等阁里的彩虹屁吹的差不多了,才清了清嗓子。
“父皇,于少保,各位大人。”
他一开口,所有人都安静了。
“轰天雷是好东西,但说到底,也只是个铁疙瘩。”
朱见济的声音清朗,却透着一股不属于这个年纪的镇定。
“儿臣看,再锋利的刀,也得看握在谁手里。”
“咱们有了新兵器,可若是用兵的人还是老一套,那这刀,跟烧火棍也没什么区别。”
这话一出,于谦的眼皮猛的一跳。
他听进去了。
太子这是要搞大事。
“济儿的意思是?”
朱祁钰来了兴致。
“儿臣以为,我大明的军制,也该变一变了。”
朱见济的话,字字砸在地上。
“如今我大明的将领,大多是将门世袭,父传子子传孙。能打仗的,没文化;有文化的,看不起行伍之人。”

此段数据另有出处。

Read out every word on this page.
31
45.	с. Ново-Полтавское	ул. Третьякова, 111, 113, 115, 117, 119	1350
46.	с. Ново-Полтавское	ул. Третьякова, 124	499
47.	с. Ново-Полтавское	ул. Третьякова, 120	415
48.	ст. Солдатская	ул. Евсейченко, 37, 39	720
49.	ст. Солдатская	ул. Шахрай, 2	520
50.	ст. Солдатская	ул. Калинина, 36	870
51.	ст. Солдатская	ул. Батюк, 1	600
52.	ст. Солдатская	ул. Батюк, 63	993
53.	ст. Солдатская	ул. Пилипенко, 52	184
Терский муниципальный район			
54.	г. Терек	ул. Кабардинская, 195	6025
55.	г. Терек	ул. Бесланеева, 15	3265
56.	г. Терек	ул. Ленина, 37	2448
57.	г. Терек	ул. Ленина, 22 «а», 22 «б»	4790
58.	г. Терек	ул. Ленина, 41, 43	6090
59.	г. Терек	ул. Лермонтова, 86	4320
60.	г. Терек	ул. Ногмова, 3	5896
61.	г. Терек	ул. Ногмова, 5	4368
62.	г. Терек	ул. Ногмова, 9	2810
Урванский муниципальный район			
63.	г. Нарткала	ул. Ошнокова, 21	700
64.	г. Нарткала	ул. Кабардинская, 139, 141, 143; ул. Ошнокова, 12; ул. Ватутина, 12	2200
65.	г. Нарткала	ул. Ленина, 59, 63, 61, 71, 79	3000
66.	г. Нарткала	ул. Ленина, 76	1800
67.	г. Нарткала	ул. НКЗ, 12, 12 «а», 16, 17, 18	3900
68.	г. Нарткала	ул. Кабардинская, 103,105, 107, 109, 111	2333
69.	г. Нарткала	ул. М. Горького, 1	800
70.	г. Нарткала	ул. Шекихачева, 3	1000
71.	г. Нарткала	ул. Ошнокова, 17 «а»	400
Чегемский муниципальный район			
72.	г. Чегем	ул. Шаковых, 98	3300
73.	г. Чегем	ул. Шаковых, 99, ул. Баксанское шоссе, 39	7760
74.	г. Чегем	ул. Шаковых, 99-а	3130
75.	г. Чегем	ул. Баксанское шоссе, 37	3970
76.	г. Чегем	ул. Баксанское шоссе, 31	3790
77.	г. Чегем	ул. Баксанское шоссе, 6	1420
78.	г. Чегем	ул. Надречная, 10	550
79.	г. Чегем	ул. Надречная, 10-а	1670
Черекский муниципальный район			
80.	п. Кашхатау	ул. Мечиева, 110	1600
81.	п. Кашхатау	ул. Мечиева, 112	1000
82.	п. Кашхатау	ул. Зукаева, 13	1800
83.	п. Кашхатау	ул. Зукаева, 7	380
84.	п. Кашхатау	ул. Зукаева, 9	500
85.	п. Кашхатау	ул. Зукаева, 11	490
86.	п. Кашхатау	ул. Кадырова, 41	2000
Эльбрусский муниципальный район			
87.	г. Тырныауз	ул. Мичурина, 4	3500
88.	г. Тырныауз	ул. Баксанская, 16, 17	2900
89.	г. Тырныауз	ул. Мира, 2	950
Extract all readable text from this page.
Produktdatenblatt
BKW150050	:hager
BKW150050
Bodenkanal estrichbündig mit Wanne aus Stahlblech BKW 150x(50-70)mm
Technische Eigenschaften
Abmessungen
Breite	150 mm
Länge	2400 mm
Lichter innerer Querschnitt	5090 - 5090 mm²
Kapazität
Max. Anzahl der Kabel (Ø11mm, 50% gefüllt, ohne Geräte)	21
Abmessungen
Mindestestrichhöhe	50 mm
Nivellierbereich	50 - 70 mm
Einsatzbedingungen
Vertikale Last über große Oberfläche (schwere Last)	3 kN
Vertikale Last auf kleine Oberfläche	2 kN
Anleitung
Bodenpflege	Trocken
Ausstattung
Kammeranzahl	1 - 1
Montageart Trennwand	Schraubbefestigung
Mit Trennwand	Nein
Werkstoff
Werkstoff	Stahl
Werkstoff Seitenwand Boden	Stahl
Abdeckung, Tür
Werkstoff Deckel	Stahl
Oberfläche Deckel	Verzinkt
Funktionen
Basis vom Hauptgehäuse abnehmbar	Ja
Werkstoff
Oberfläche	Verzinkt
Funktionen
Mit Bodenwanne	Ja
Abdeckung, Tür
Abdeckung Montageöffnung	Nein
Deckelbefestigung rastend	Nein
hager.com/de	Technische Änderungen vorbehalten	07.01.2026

“这就导致将不知兵,兵不识将,上下隔阂,号令不通。”
“打起仗来,各凭一股子血勇,章法何在?”
他顿了顿,视线扫过在场的每一个人。
“更何况,这轰天雷威力巨大,用法也和寻常火器完全不同。”
“什么时候扔,往哪扔,怎么和步骑配合,这里头全是学问。”
“把这么金贵的玩意儿,交给一个连字都认不全,数都算不清的丘八手里,那不是强军,那是糟蹋宝贝。”
朱祁钰的眉头拧成了疙瘩。
朱见济的话,每一个字都说到了点子上。
于谦更是心有戚戚,他掌管兵部多年,对军中积弊门儿清。
他往前一步,躬身道:
“陛下,太子殿下所言,皆是肺腑之言。”
“军中武夫,多不通文墨,更罔论算学兵法,实乃我大明心腹之患。”
朱见济看着于谦。
这位大佬,已经成了他最强的助攻。
“所以,儿臣想请父皇下一道旨意。”
朱见济的声音陡然拔高。
“儿臣要效仿太祖高皇帝旧制,于京师重开‘武学’!”
“孤要办一个专门培养将军的地方!”
武学?
朱祁d钰愣住了。
这词不新鲜。
宋朝有过,太祖皇帝也动过这念头,只是后来不了了之。
“这武学,要教什么?”
“如何教?”
朱祁钰追问。
这才是关键。
朱见济早有准备,娓娓道来。
“武学的学生,进学第一年,不学兵法,不学骑射。”
“只学两样东西。”
“识字,算术。”
“蛤?”
不光朱祁钰,连于谦都懵了。
“这。。。这是为何?”
“兵者,国之大事,死生之地,存亡之道,不可不察也。”
朱见济背了句孙子兵法的开头。
“连兵书都看不懂,如何察之?”
“连基本的加减乘除都不会,怎么算粮草消耗,怎么算行军里程,怎么算弓弩抛射的角度和轰天雷的落点?”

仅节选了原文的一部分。